- Module code
- Taught during
- Session 1
- Module leader
- Alistair Robinson, Alex Grafen
- None. Standard UCL Summer entry criteria apply.
- Assessment method
- 10-minute presentation (25%), 2,500-word essay (75%)
This module offers a literary journey through the streets of London, beginning in the 18th century with Jonathan Swift and John Gay, and ending in contemporary London, with Zadie Smith.

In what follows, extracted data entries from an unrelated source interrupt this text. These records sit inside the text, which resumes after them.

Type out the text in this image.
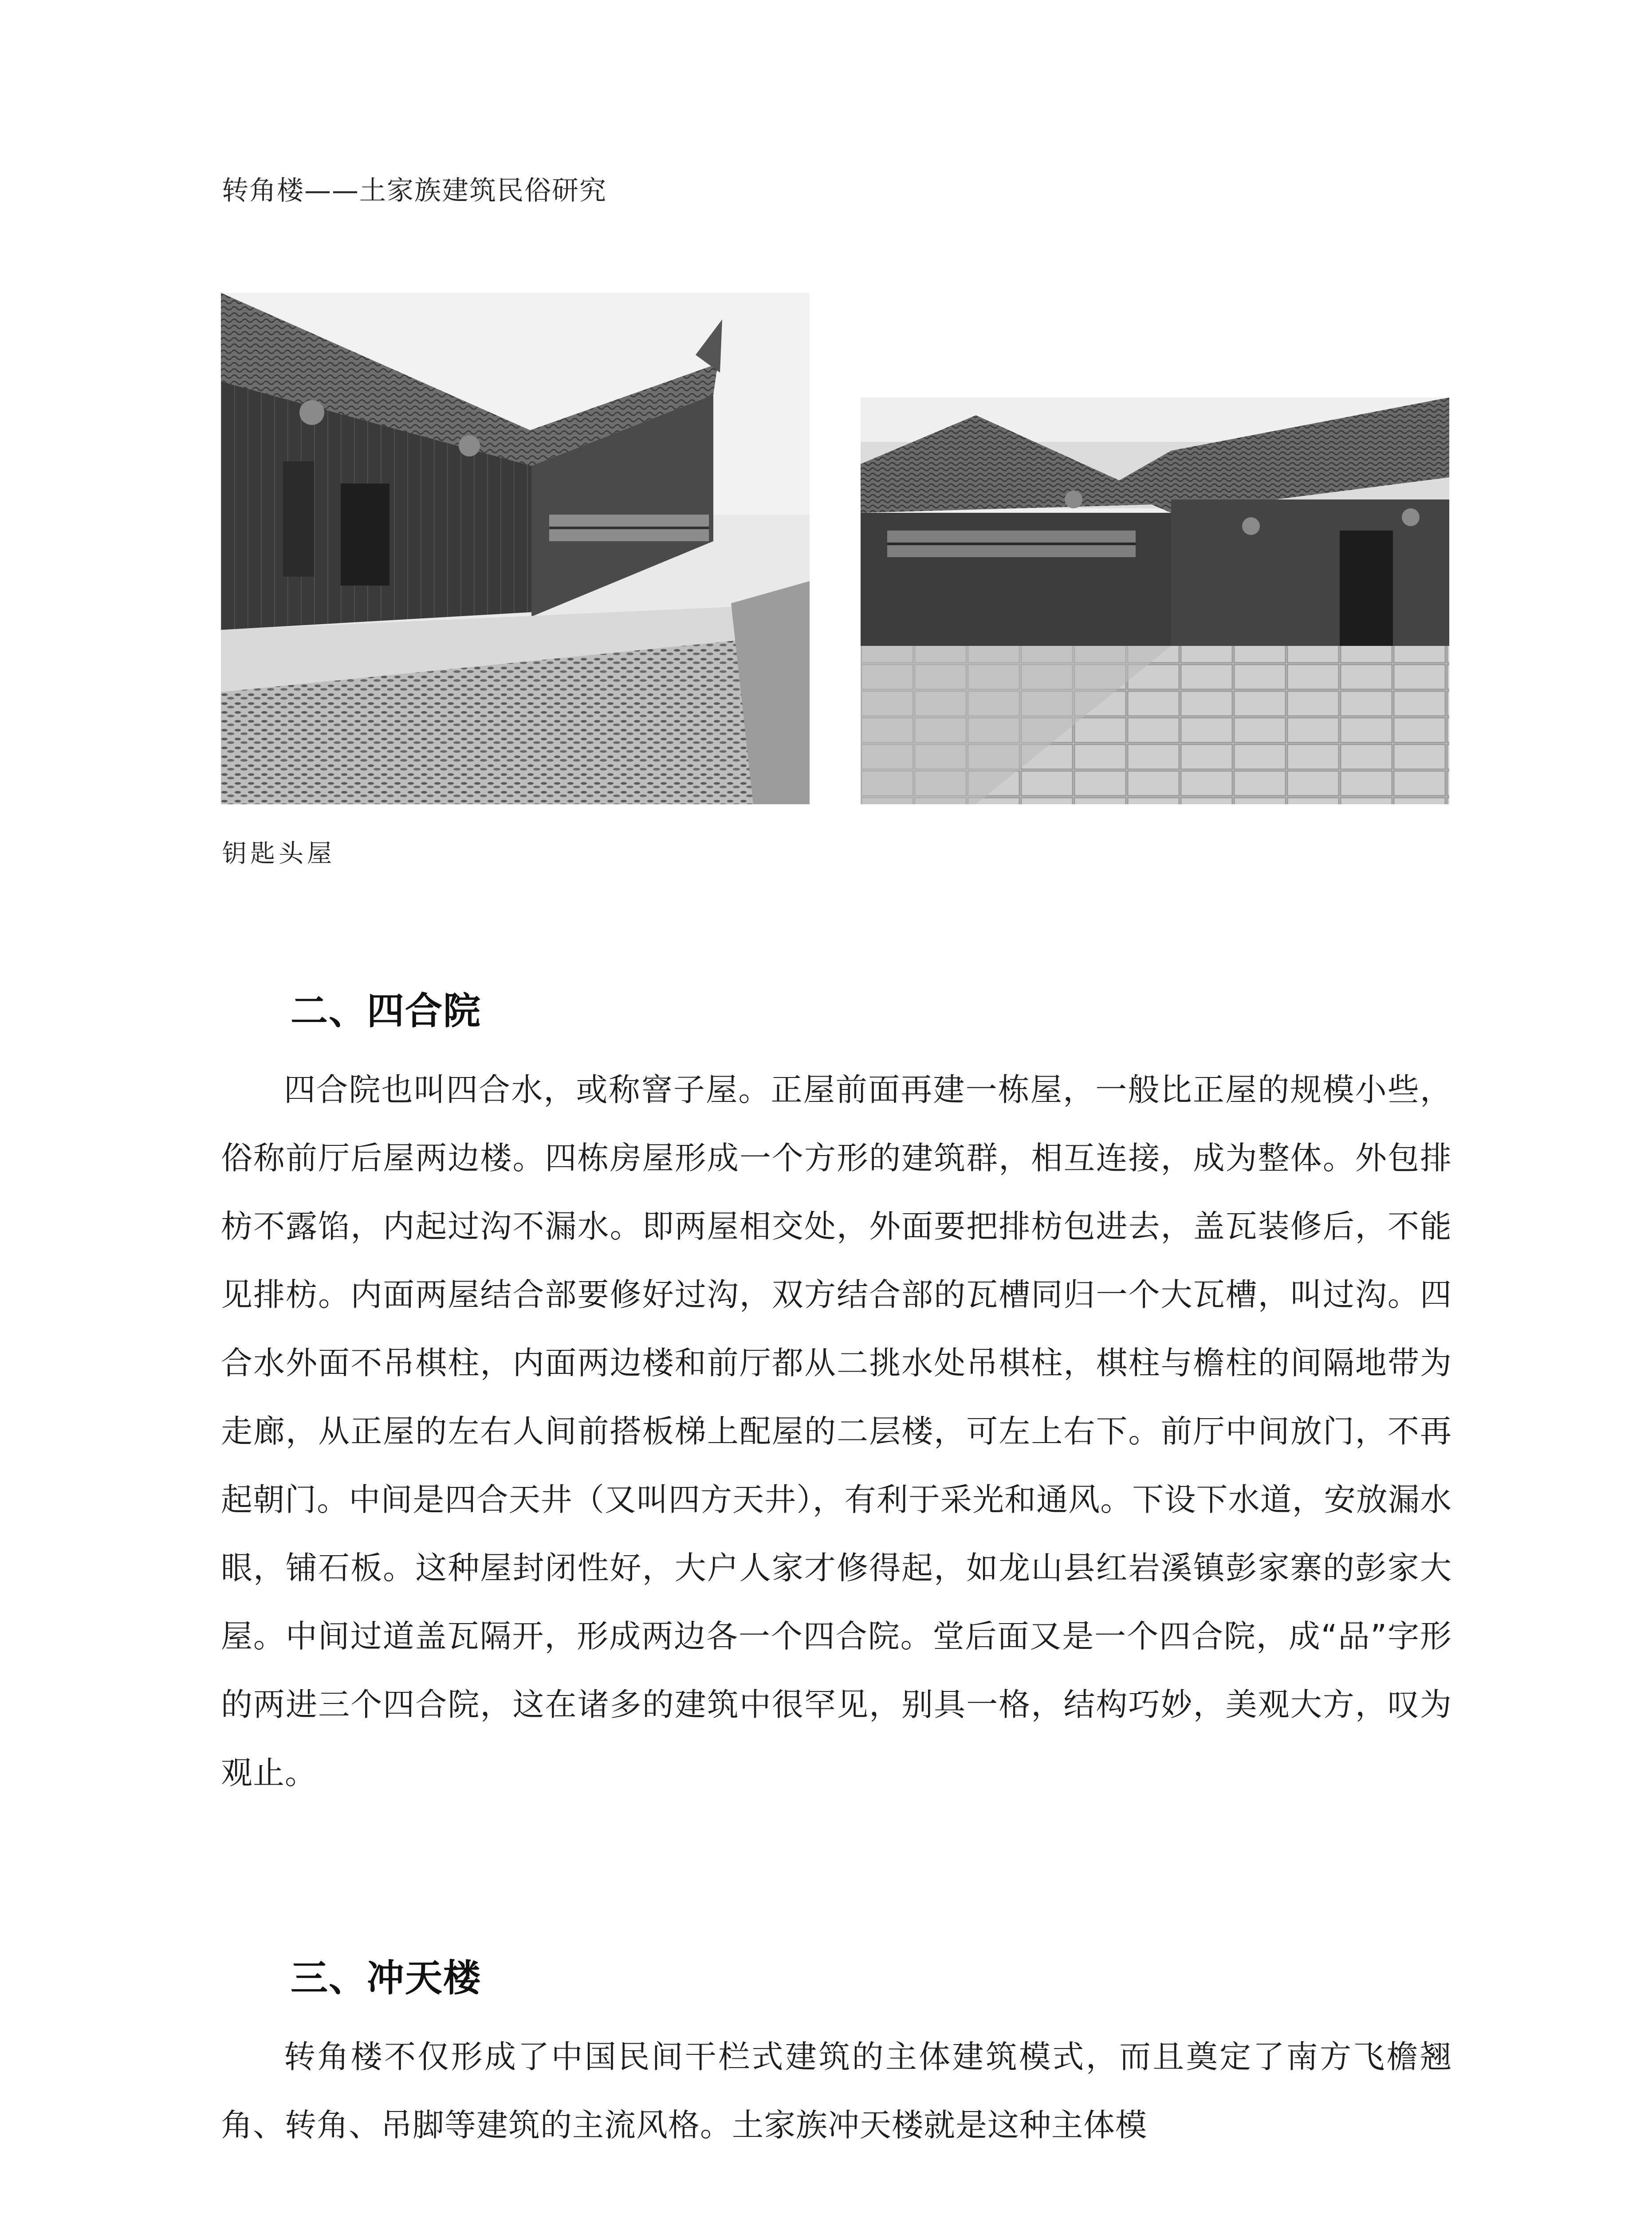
转角楼——土家族建筑民俗研究
钥匙头屋
二、四合院
四合院也叫四合水，或称窨子屋。正屋前面再建一栋屋，一般比正屋的规模小些，俗称前厅后屋两边楼。四栋房屋形成一个方形的建筑群，相互连接，成为整体。外包排枋不露馅，内起过沟不漏水。即两屋相交处，外面要把排枋包进去，盖瓦装修后，不能见排枋。内面两屋结合部要修好过沟，双方结合部的瓦槽同归一个大瓦槽，叫过沟。四合水外面不吊棋柱，内面两边楼和前厅都从二挑水处吊棋柱，棋柱与檐柱的间隔地带为走廊，从正屋的左右人间前搭板梯上配屋的二层楼，可左上右下。前厅中间放门，不再起朝门。中间是四合天井（又叫四方天井），有利于采光和通风。下设下水道，安放漏水眼，铺石板。这种屋封闭性好，大户人家才修得起，如龙山县红岩溪镇彭家寨的彭家大屋。中间过道盖瓦隔开，形成两边各一个四合院。堂后面又是一个四合院，成“品”字形的两进三个四合院，这在诸多的建筑中很罕见，别具一格，结构巧妙，美观大方，叹为观止。
三、冲天楼
转角楼不仅形成了中国民间干栏式建筑的主体建筑模式，而且奠定了南方飞檐翘角、转角、吊脚等建筑的主流风格。土家族冲天楼就是这种主体模
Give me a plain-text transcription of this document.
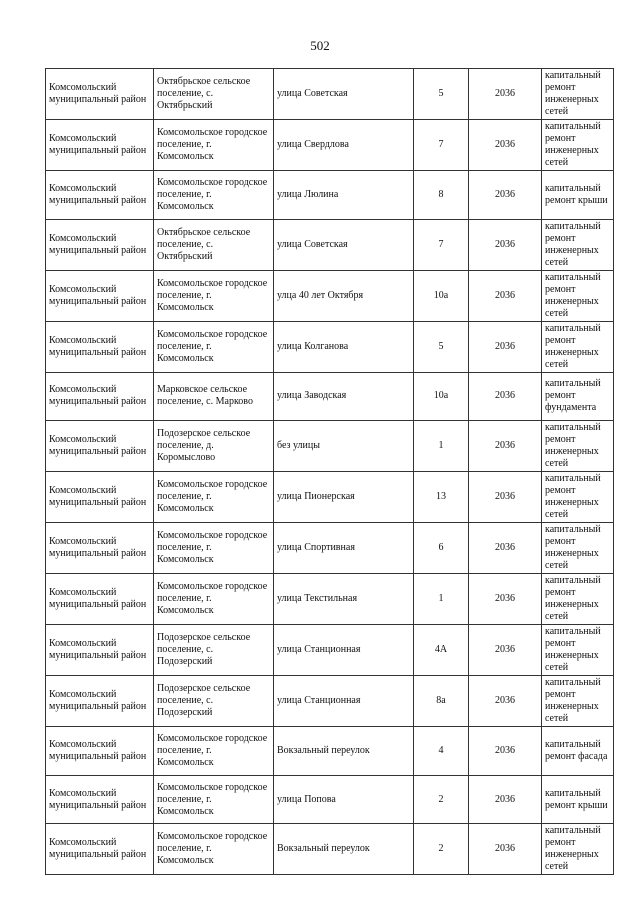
502
Комсомольский муниципальный район	Октябрьское сельское поселение, с. Октябрьский	улица Советская	5	2036	капитальный ремонт инженерных сетей
Комсомольский муниципальный район	Комсомольское городское поселение, г. Комсомольск	улица Свердлова	7	2036	капитальный ремонт инженерных сетей
Комсомольский муниципальный район	Комсомольское городское поселение, г. Комсомольск	улица Люлина	8	2036	капитальный ремонт крыши
Комсомольский муниципальный район	Октябрьское сельское поселение, с. Октябрьский	улица Советская	7	2036	капитальный ремонт инженерных сетей
Комсомольский муниципальный район	Комсомольское городское поселение, г. Комсомольск	улца 40 лет Октября	10а	2036	капитальный ремонт инженерных сетей
Комсомольский муниципальный район	Комсомольское городское поселение, г. Комсомольск	улица Колганова	5	2036	капитальный ремонт инженерных сетей
Комсомольский муниципальный район	Марковское сельское поселение, с. Марково	улица Заводская	10а	2036	капитальный ремонт фундамента
Комсомольский муниципальный район	Подозерское сельское поселение, д. Коромыслово	без улицы	1	2036	капитальный ремонт инженерных сетей
Комсомольский муниципальный район	Комсомольское городское поселение, г. Комсомольск	улица Пионерская	13	2036	капитальный ремонт инженерных сетей
Комсомольский муниципальный район	Комсомольское городское поселение, г. Комсомольск	улица Спортивная	6	2036	капитальный ремонт инженерных сетей
Комсомольский муниципальный район	Комсомольское городское поселение, г. Комсомольск	улица Текстильная	1	2036	капитальный ремонт инженерных сетей
Комсомольский муниципальный район	Подозерское сельское поселение, с. Подозерский	улица Станционная	4А	2036	капитальный ремонт инженерных сетей
Комсомольский муниципальный район	Подозерское сельское поселение, с. Подозерский	улица Станционная	8а	2036	капитальный ремонт инженерных сетей
Комсомольский муниципальный район	Комсомольское городское поселение, г. Комсомольск	Вокзальный переулок	4	2036	капитальный ремонт фасада
Комсомольский муниципальный район	Комсомольское городское поселение, г. Комсомольск	улица Попова	2	2036	капитальный ремонт крыши
Комсомольский муниципальный район	Комсомольское городское поселение, г. Комсомольск	Вокзальный переулок	2	2036	капитальный ремонт инженерных сетей
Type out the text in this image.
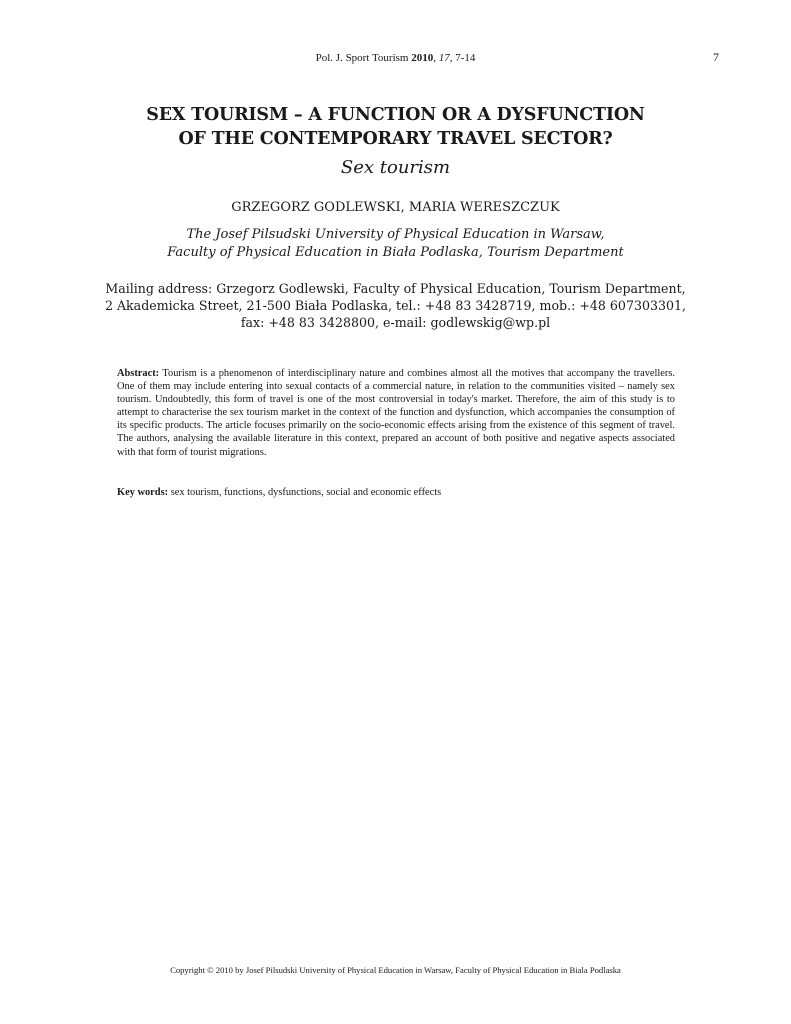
Pol. J. Sport Tourism 2010, 17, 7-14	7
SEX TOURISM – A FUNCTION OR A DYSFUNCTION
OF THE CONTEMPORARY TRAVEL SECTOR?
Sex tourism
GRZEGORZ GODLEWSKI, MARIA WERESZCZUK
The Josef Pilsudski University of Physical Education in Warsaw,
Faculty of Physical Education in Biała Podlaska, Tourism Department
Mailing address: Grzegorz Godlewski, Faculty of Physical Education, Tourism Department,
2 Akademicka Street, 21-500 Biała Podlaska, tel.: +48 83 3428719, mob.: +48 607303301,
fax: +48 83 3428800, e-mail: godlewskig@wp.pl
Abstract: Tourism is a phenomenon of interdisciplinary nature and combines almost all the motives that accompany the travellers. One of them may include entering into sexual contacts of a commercial nature, in relation to the communities visited – namely sex tourism. Undoubtedly, this form of travel is one of the most controversial in today's market. Therefore, the aim of this study is to attempt to characterise the sex tourism market in the context of the function and dysfunction, which accompanies the consumption of its specific products. The article focuses primarily on the socio-economic effects arising from the existence of this segment of travel. The authors, analysing the available literature in this context, prepared an account of both positive and negative aspects associated with that form of tourist migrations.
Key words: sex tourism, functions, dysfunctions, social and economic effects
Copyright © 2010 by Josef Pilsudski University of Physical Education in Warsaw, Faculty of Physical Education in Biala Podlaska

Students will inhabit the pages of some of literature’s greatest poems, short stories, novels and paintings about London; and will walk the streets of London, visiting some of the great landmarks and museums, whilst also uncovering many of the dark secrets lurking in the shadows. It is in the crowds, crime and grime of late-19th and early-20th century London literature, students will linger longest, looking in detail at the London of: Oliver Twist (Charles Dickens); The Picture of Dorian Gray (Oscar Wilde); The Strange Case of Dr Jekyll and Mr Hyde (Robert Louis Stevenson); Sherlock Holmes (Arthur Conan Doyle); and From Hell (Eddie Campbell and Alan Moore).
Upon successful completion of this module, students will:
- Be confident and able to discuss, close read and write about poetry, short stories, novels and art
- Have produced and delivered oral presentations on an aspect of the course that has particularly engaged them
- Have a strong sense of how London as a European city has grown, developed and changed over the last 300 years
- Have visited and physically experienced London in a way that is informed by this growing awareness of the past and the constantly shifting permutations of life in the metropolis
- Be aware of how literature and particular literary forms have developed in order to relate these shifts in urban experience more effectively.
This is a level one module (equivalent to first year undergraduate). No prior subject knowledge is required to study this module but students are expected to have a keen interest in the subject area.
Classes (usually three or four hours per day) take place on the Bloomsbury campus from Monday to Friday any time between 9am and 6pm.
- Each student will give a 10-minute presentation, either individually or as part of a group, on an aspect of the course that has engaged them most (25%)
- 2,500-word essay (75%)
Alistair Robinson teaches in the English Department at UCL where he has taught courses on Narrative Texts, Criticism and Analysis, and various seminars on nineteenth century literature. His research focus is on nineteenth century literature and social history. His most recent publication is 'Vagrant, Convict, Cannibal Chief: Abel Magwitch and the Culture of Cannibalism in Great Expectations' (2017), which was published in the Journal of Victorian Culture.
Alex Grafen teaches Narrative Texts on UCL’s BA English. His research looks at the Whitechapel Boys, a loose collection of artists and poets from the Jewish East End active in the early twentieth century. He is also one of the organisers of the Literary London Reading Group.